The traditional practice of sending out viruses in a random fashion still happens, but they do not have the impact that they had in the past, he says, because of the widespread use of anti-virus software.
In addition, most people now know not to click on “.exe” files or other program files attached to unsolicited e-mails.
The malware writers have thus had to adopt more devious ploys, such as exploiting vulnerabilities in PowerPoint or Excel files, which scanners will not automatically block because businesses regularly receive these types of file.

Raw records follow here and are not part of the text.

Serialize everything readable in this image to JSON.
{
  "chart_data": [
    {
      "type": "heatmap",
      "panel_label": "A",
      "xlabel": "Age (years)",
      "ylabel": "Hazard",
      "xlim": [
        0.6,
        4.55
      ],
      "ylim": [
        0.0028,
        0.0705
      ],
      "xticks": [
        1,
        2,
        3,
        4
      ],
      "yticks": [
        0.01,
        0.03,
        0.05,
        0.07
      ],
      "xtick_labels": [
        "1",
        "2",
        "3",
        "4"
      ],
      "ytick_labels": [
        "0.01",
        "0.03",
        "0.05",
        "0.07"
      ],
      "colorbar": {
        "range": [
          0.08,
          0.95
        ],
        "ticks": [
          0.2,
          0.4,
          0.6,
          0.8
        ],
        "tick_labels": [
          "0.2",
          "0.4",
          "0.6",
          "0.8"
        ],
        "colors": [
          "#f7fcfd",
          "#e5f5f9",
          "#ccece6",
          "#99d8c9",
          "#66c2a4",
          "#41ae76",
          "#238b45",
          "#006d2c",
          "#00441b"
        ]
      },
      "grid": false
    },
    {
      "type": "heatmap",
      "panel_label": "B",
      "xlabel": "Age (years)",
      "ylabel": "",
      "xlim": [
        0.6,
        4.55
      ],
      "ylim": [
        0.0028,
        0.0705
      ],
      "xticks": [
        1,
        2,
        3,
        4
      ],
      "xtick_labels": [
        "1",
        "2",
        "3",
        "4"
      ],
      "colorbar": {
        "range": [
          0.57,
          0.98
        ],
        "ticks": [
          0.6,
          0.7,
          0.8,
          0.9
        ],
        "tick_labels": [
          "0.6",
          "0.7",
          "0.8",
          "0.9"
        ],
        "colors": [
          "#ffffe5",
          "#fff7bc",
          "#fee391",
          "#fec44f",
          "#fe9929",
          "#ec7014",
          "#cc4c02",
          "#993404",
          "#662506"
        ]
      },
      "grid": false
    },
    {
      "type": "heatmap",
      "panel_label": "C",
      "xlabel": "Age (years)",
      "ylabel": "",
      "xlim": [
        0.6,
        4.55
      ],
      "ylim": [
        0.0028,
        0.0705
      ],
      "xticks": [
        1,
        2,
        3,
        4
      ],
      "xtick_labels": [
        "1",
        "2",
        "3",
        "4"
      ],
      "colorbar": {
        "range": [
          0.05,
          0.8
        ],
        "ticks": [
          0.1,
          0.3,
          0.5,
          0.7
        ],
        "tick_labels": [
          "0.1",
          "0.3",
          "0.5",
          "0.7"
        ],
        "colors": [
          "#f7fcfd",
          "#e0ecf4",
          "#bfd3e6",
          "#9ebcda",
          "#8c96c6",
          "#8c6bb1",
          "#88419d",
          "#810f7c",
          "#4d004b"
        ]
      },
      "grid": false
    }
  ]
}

Spam is more of a nuisance than a threat and internet service providers now manage to block a considerable amount of spam before it reaches its destination.
The success of anti-spam software has also obliged spam senders to change tactics.
“Two years ago, spam was about people sending Viagra adverts but now it’s blurring into something less benign,” says Mr Hogan.
Today’s spam is thus likely to be “tainted” with adware, spyware and a host of other malicious codes.
The usual way to combat the growing range of malware is to install commercial programs to detect spam, spyware and viruses, but you must ensure they are regularly updated. An alternative for those who do not have the time or resources, is to hand the job over to a third party like E-mail Systems which offers piece of mind in return for a monthly fee.